I thought the same thing. That was my problem when I had such a wide range of hatch days. Have you tried rotating the eggs through the warmer spots in the incubator? This proved to be essential for my still air incubator, even when I added a fan. I had worsening hatches, 12/24, 16/36, then 4/41. I was asking too many eggs to share too little heat and the result was a lot of weak chicks that never hatched or died trying. I put a limit on what I put in the incubator, I tried 17 and but for one infertile egg and one cracked, oozing egg, the others all hatched healthy and within 24 hours of one another. Now I’m trying an even two dozen to see if it can handle that many, still rotating by row and within each row at each turning time.
 
Thanks, folks for your comments.

I am using forced air incubators (two are brand new) so I would not think that the heat is very uneven. The room they are in stays around the upper 60's all day and night. The best hatches I have had were in my old still air incubator, with hand turning, but it got old and the thermostat became unreliable so I stopped using it. My incubators also all have auto turners so I do not open the incubators except to add water occasionally. The LG incubators seem to keep the humidity steady longer than the Hovabator does. And yes, I scrub an sterilize the incubators and hatching tray before use.
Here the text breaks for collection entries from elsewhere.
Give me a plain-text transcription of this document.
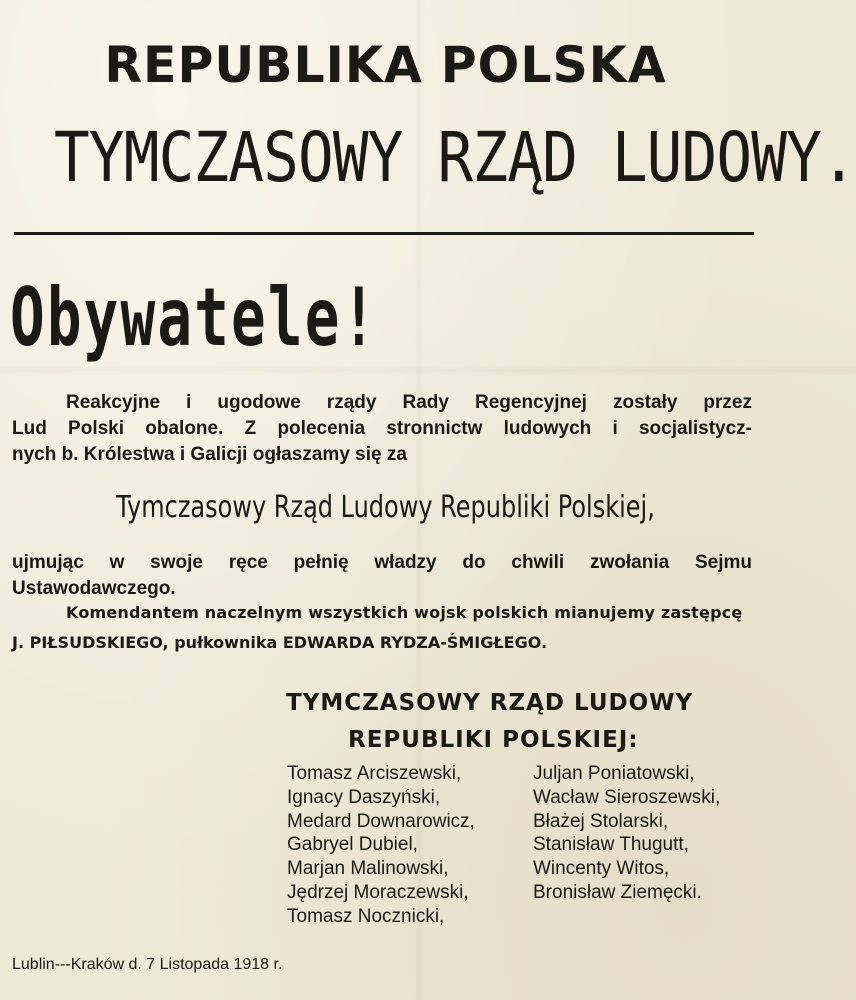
REPUBLIKA POLSKA
TYMCZASOWY RZĄD LUDOWY.
Obywatele!
Reakcyjne i ugodowe rządy Rady Regencyjnej zostały przez
Lud Polski obalone. Z polecenia stronnictw ludowych i socjalistycz-
nych b. Królestwa i Galicji ogłaszamy się za
Tymczasowy Rząd Ludowy Republiki Polskiej,
ujmując w swoje ręce pełnię władzy do chwili zwołania Sejmu
Ustawodawczego.
Komendantem naczelnym wszystkich wojsk polskich mianujemy zastępcę
J. PIŁSUDSKIEGO, pułkownika EDWARDA RYDZA-ŚMIGŁEGO.
TYMCZASOWY RZĄD LUDOWY
REPUBLIKI POLSKIEJ:
Tomasz Arciszewski,
Ignacy Daszyński,
Medard Downarowicz,
Gabryel Dubiel,
Marjan Malinowski,
Jędrzej Moraczewski,
Tomasz Nocznicki,
Juljan Poniatowski,
Wacław Sieroszewski,
Błażej Stolarski,
Stanisław Thugutt,
Wincenty Witos,
Bronisław Ziemęcki.
Lublin---Kraków d. 7 Listopada 1918 r.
I just cracked out the 20 eggs that didn't hatch in this batch (10 did hatch, one chick was rigid and I put it down and one did not absorb any yolk and died quickly after hatching). Of those 20 eggs 9 were in some stage of development, all with feathers, most full term, two that were in the ari cell but not pipped. All were dead.
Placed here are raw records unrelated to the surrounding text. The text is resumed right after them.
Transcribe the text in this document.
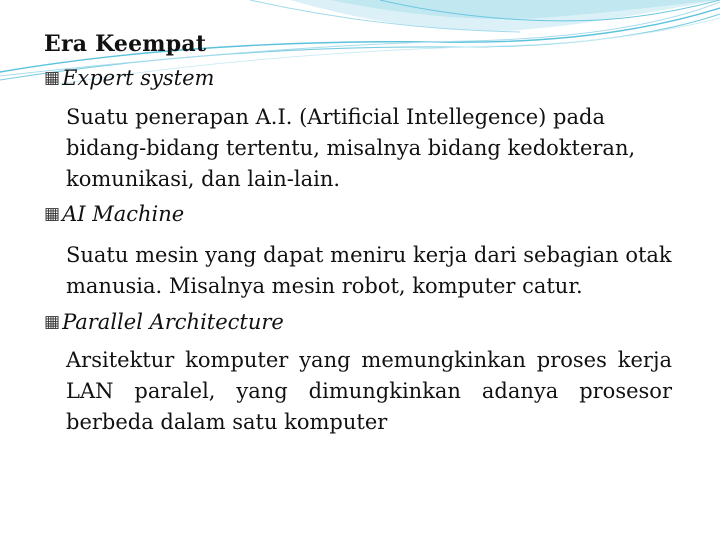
Era Keempat

▦Expert system

Suatu penerapan A.I. (Artificial Intellegence) pada bidang-bidang tertentu, misalnya bidang kedokteran, komunikasi, dan lain-lain.

▦AI Machine

Suatu mesin yang dapat meniru kerja dari sebagian otak manusia. Misalnya mesin robot, komputer catur.

▦Parallel Architecture

Arsitektur komputer yang memungkinkan proses kerja LAN paralel, yang dimungkinkan adanya prosesor berbeda dalam satu komputer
The comment about a full incubator may have some merit. The last good hatch I've had (the first one this year) was 20 eggs with 13 hatching. All the others afterward were 28 to 41 eggs. Again, all were in an auto turner with a capacity of 41 or 42 eggs. When I have fewer eggs I concentrate them in the center, closest to the heat source and gauges.

I would love to see the information mentioned about Marans eggs being difficult. One of my hens hatched 7 of 9 EE & OE eggs yesterday, same living conditions and same rooster dad. These eggs were from older hens, and are large and, while not thin shelled, are not as thick at the Marans egg shells. Some of my young Marans lay eggs that have very thick shells, at least on the eggs I eat. But how would that explain chicks dying just before hatch not even trying to pip? (scratching my head here.)

I am anxious to see what happens under my broody sitting on 9 Marans eggs now, to compare results. If I get brave enough to try an incubator hatch again, I'll try a small batch and move the eggs around periodically. Wouldn't it be great if it was as simple as that! In the mean time I am thankful that Marans are great broodies.
 
I cannot answer the question about why your chicks are dying in the shell but I hatch BCM eggs quite often, mostly from shipped eggs but when I do hatch my own they hatch just fine along with everyone else of different breeds. There are folks who lightly sand their BCM eggs above the air cell to thin the shell a bit but I think this just sets you up for an invasion of bacteria but to each their own. I keep my humidity around 40% for the first 18 days and then I do NOT increase the humidity after lockdown until I see the first pip, then it goes up into the 60 - 75% range.

I am sorry for your frustration, it is such a disappointment when they fail to progress after fully developing. Of those 20 eggs that you cracked, did you notice if the air cells were particularly small?